Japan, U.S. accused of failing Okinawa residents, veterans allegedly sickened by Agent Orange
A journalist who has documented the alleged existence of Agent Orange on Okinawa has accused Tokyo and Washington of side-stepping their responsibilities to local residents and military personnel who may have been exposed to the toxic defoliant.
Jon Mitchell, a research associate at Meiji Gakuin University’s International Peace Research Institute, said the Japanese government has failed to investigate whether military toxins contaminated local seafood farms, and U.S. authorities have dodged the truth about what happened to the more than 250 veterans who reported ill health.
“These people, they deserve better.
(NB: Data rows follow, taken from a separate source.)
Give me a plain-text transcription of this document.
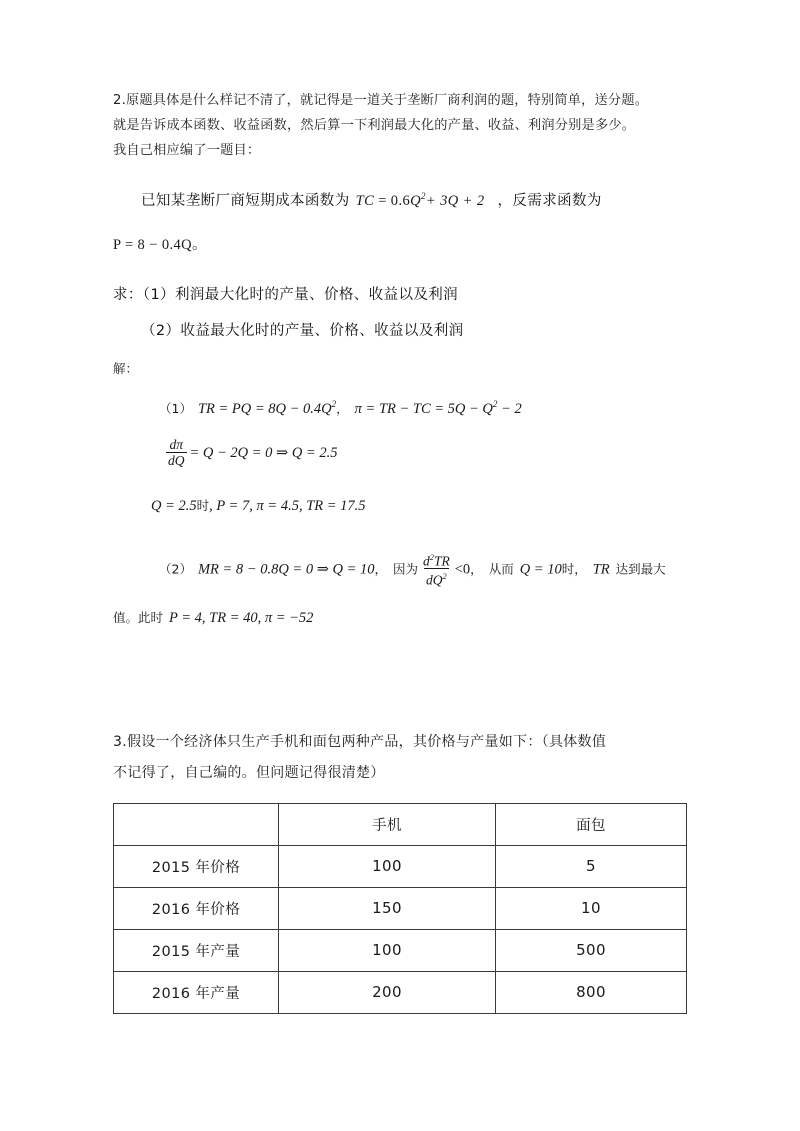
2.原题具体是什么样记不清了，就记得是一道关于垄断厂商利润的题，特别简单，送分题。
就是告诉成本函数、收益函数，然后算一下利润最大化的产量、收益、利润分别是多少。
我自己相应编了一题目：
已知某垄断厂商短期成本函数为 TC = $0.6Q^2+ 3Q + 2$ ，反需求函数为
P = 8 − 0.4Q。
求：（1）利润最大化时的产量、价格、收益以及利润
（2）收益最大化时的产量、价格、收益以及利润
解：
（1） TR = PQ = $8Q - 0.4Q^2$， π = TR − TC = $5Q - Q^2 - 2$
$\frac{d\pi}{dQ} = Q - 2Q = 0$ ⇒ Q = 2.5
Q = 2.5时, P = 7, π = 4.5, TR = 17.5
（2） MR = 8 − 0.8Q = 0 ⇒ Q = 10， 因为 $\frac{d^2TR}{dQ^2} <0$， 从而 Q = 10时， TR 达到最大
值。此时 P = 4, TR = 40, π = −52
3.假设一个经济体只生产手机和面包两种产品，其价格与产量如下：（具体数值
不记得了，自己编的。但问题记得很清楚）
	手机	面包
2015 年价格	100	5
2016 年价格	150	10
2015 年产量	100	500
2016 年产量	200	800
These people deserve justice,” Mitchell told a press conference Thursday at the Foreign Correspondents’ Club of Japan in Tokyo. He was speaking a day before a Japanese translation of his book on the subject hit the stores.
“The usage of Agent Orange and military defoliants is one of the best-kept secrets of the Cold War,” he said.
Mitchell has written extensively for The Japan Times about Agent Orange, often focusing on Pentagon negligence. He also documented the discovery this summer on former military land in Okinawa dozens of barrels containing traces of the chemical precursors to Agent Orange.
“Some of the local residents in Nago, they believe Agent Orange wiped out the seaweed farms in the area. In addition, it may have poisoned clam collectors,” Mitchell said, referring to the city selected to become the new home of unpopular U.S. Marine Corps Air Station Futenma.